Althéa se dégagea délicatement et remarqua une légère gêne dans les yeux du garçon. Elle préféra ne pas y penser et le remercia pour son aide. Elle promit de revenir l’aider ensuite et prit la direction de l’infirmerie. Sur le chemin, la douleur restait constante mais largement supportable, c’était simplement une sensation dérangeante qui l’accompagnait. Arrivée à destination, elle toqua par trois fois à la porte de Madame Soyer mais resta sans réponse. Elle se dirigea vers une des salles de bain de l’étage pour accéder à un miroir.

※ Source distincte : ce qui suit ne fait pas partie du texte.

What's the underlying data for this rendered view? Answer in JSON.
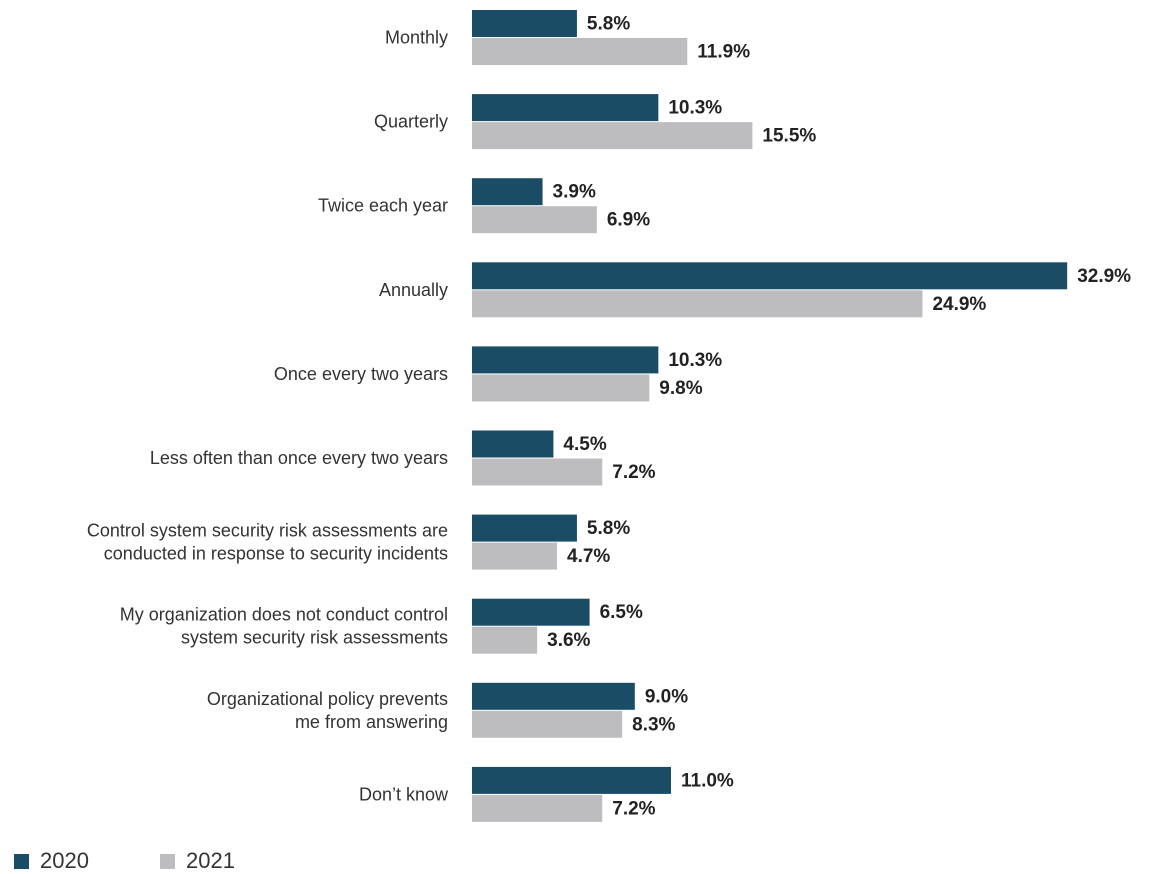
{
  "chart_data": {
    "type": "bar",
    "orientation": "horizontal",
    "categories": [
      [
        "Monthly"
      ],
      [
        "Quarterly"
      ],
      [
        "Twice each year"
      ],
      [
        "Annually"
      ],
      [
        "Once every two years"
      ],
      [
        "Less often than once every two years"
      ],
      [
        "Control system security risk assessments are",
        "conducted in response to security incidents"
      ],
      [
        "My organization does not conduct control",
        "system security risk assessments"
      ],
      [
        "Organizational policy prevents",
        "me from answering"
      ],
      [
        "Don’t know"
      ]
    ],
    "series": [
      {
        "name": "2020",
        "color": "#1b4c66",
        "values": [
          5.8,
          10.3,
          3.9,
          32.9,
          10.3,
          4.5,
          5.8,
          6.5,
          9.0,
          11.0
        ],
        "labels": [
          "5.8%",
          "10.3%",
          "3.9%",
          "32.9%",
          "10.3%",
          "4.5%",
          "5.8%",
          "6.5%",
          "9.0%",
          "11.0%"
        ]
      },
      {
        "name": "2021",
        "color": "#bdbdbf",
        "values": [
          11.9,
          15.5,
          6.9,
          24.9,
          9.8,
          7.2,
          4.7,
          3.6,
          8.3,
          7.2
        ],
        "labels": [
          "11.9%",
          "15.5%",
          "6.9%",
          "24.9%",
          "9.8%",
          "7.2%",
          "4.7%",
          "3.6%",
          "8.3%",
          "7.2%"
        ]
      }
    ],
    "xlim": [
      0,
      33
    ],
    "grid": false,
    "legend_position": "bottom-left",
    "title": "",
    "xlabel": "",
    "ylabel": ""
  }
}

En effet, une légère tâche rouge était apparue à l’endroit qui lui faisait mal, mais comme l’avait dit Damien, aucune trace de piqûre. Althéa s’interrogea sur la provenance de cette douleur, sans savoir comment elle avait pu apparaître. En sortant de la salle d’eau, elle croisa Madame Soyer, qui était partie soigner un autre pensionnaire qui s’était écorché le genou en tombant dans la cour. Elle ausculta la rougeur de la jeune fille, et lui appliqua une crème censée diminuer la douleur, et la renvoya à ses tâches puisque cela ne l’empêchait pas de faire son travail. Althéa fit donc le chemin en sens inverse pour retourner à l’Orangerie. Mais quand elle arriva sur place, aucune trace de Damien. Elle s’approcha de son petit coin formé de coussins et de couvertures, installées pour rendre l’endroit confortable, et s’asseya timidement. Les paroles d’Aiden résonnèrent dans sa tête et, cette fois-ci, elle ne put retenir sa tristesse. Elle s’allongea sur les plaids et serra un des oreillers dans ses bras en se recroquevillant sur elle-même.
Elle laissa enfin exprimer le chagrin qu’elle intériorisait depuis plus de vingt-heure déjà. Les larmes qui coulaient sur ses joues finirent par se tarir peu à peu. Sa respiration se calma et les battements de son cœur ralentissaient petit à petit. Lorsqu’elle fut complètement calmée, elle se redressa pour s'asseoir contre le rebord de la fenêtre. Elle se laissa encore aller quelques instants, repensant aux paroles de son frère, “tu sauras t’en sortir par toi même, j’ai confiance en toi Althéa”. Il avait raison, elle devait s’en sortir toute seule. Aiden ne reviendrait pas. C’était elle contre le reste du monde maintenant. Elle s’autorisa ce dernier moment de faiblesse qui marquait la fin de l’ancienne Althéa. La nouvelle version d’elle-même était forte et confiante. Et pour sceller sa décision, elle se jura que quoi qu’il lui en coûte, elle ferait toujours en sorte de se sauver d’abord.